La compassion de Jésus et le don de l’Esprit

A Cana, ni le maître du repas ni le marié n’ont su d’où venait ce bon vin. Marie, elle le sait. Marie a vu avant les autres que le vin allait manquer. Lorsqu’elle dit « Ils n’ont pas de vin » son attention nous touche ; c’est l’attention d’une maîtresse de maison, d’une mère, d’une bonne amie de la famille. Marie a peut-être voulu sauver l’honneur de la famille qui recevait et permettre que la fête soit belle jusqu’au bout. Mais l’heure de Jésus n’était pas encore venue.

Jésus, lui, est touché par autre chose. L’évangile révèle que, dès le lendemain de l’épisode de Cana, Jésus monte à Jérusalem pour célébrer la grande fête de la Pâque. Dès son arrivée à Jérusalem il va chasser les vendeurs et les marchands du temple : « Otez cela d’ici, dit-il. Ne faites pas de la maison de mon Père une maison de commerce » (Jean 2,16). Ce deuxième signe que Jésus accomplit donne à penser que l’attention de Marie « Ils n’ont pas de vin » peut évoquer une autre attention dans le cœur de Jésus, quelque chose comme « ils se marient, ils vont au temple et ils ont oublié le Père des cieux, Notre Père ». Pour lui, Jésus, le Peuple ne manque pas d’abord de vin, le Peuple manque de Dieu. Le disciple de Jésus c’est celui qui entre dans cette compassion. Comme Jésus, il espère une réconciliation entre Dieu et l’humanité.

Ce bon vin donné à Cana annonce le vin nouveau du Royaume qui coule et coulera au jour de la réconciliation et du pardon. Lors de la dernière Cène, Jésus dira à ses disciples : « Je ne boirai plus du produit de la vigne jusqu’au jour où je boirai le vin nouveau dans le Royaume de Dieu » (Marc 14,25). A Cana, Marie a donné l’occasion à son fils Jésus d’entrer dans sa mission en témoignant du don sans mesure du Dieu de l’alliance et en commençant déjà à manifester cette parole que nous entendons à l’eucharistie : « Heureux les invités au repas du Seigneur ».

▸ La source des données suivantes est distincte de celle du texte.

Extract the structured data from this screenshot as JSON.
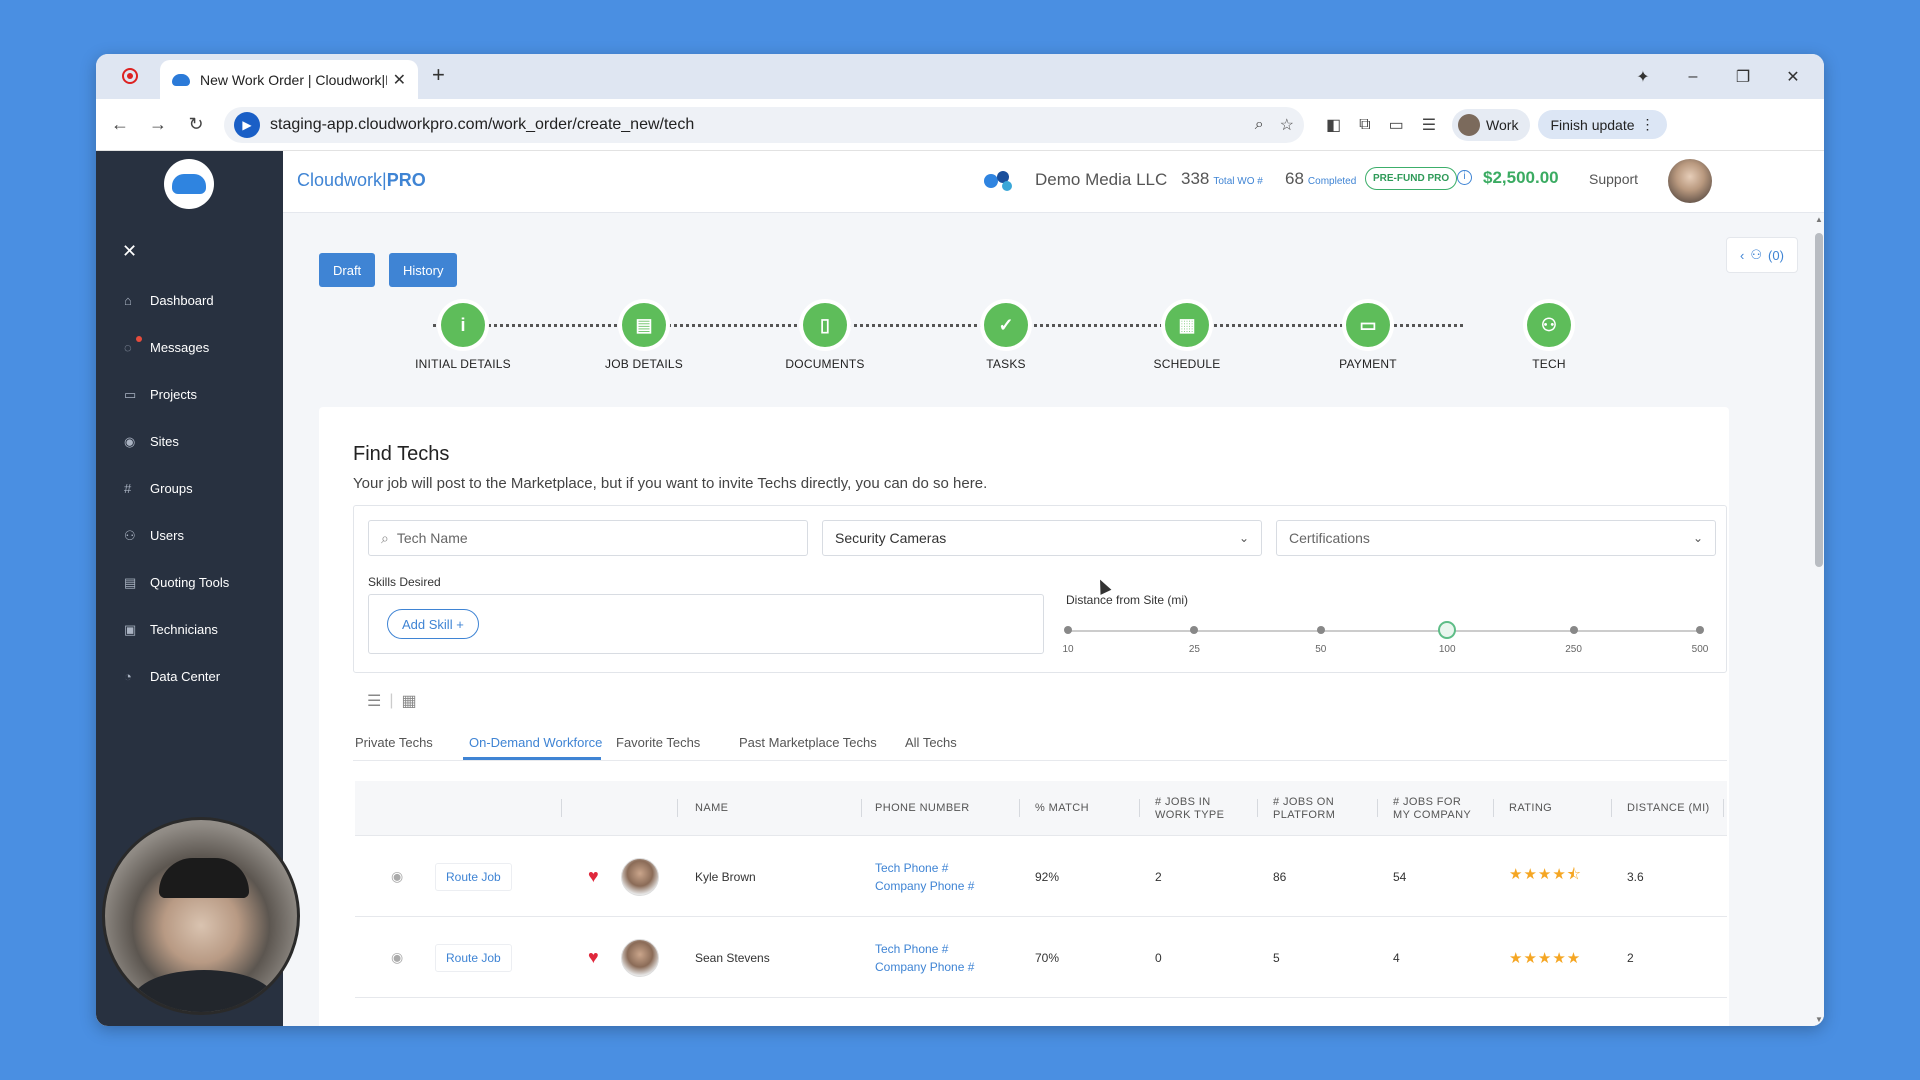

Au pied de la croix, lorsque l’heure de Jésus sera venue (Jean 13,1), Marie deviendra la mère du disciple que Jésus aimait parce qu’elle sera entrée, par grâce, dans cette compassion qui habite le cœur du Christ. Sur la croix, l’évangile de Jean nous rapporte la dernière parole de Jésus et son dernier acte : « Jésus dit : « Tout est achevé », il baissa la tête et remit son esprit » (Jean 19,30). Jésus remet son esprit au Père, il le rend, il le redonne à celui qui l’a fait reposer sur lui depuis le baptême de Jean. Et le Père nous le donne en abondance. Comme à Cana. Le don abondant du vin de Cana préfigure le don immense de l’Esprit de Jésus fait à ses disciples au pied de la croix et pour les siècles des siècles. L’Esprit saint, l’Esprit dont vit Jésus, nous est donné largement : « Chacun reçoit le don de manifester l’Esprit en vue du bien de tous » (1 Co 12,7) comme dit Paul aux Corinthiens dans la deuxième lecture. Rendons grâces à Dieu ! Laissons-nous imprégner de cet Esprit Saint pour le laisser vivre en nous et à travers nous.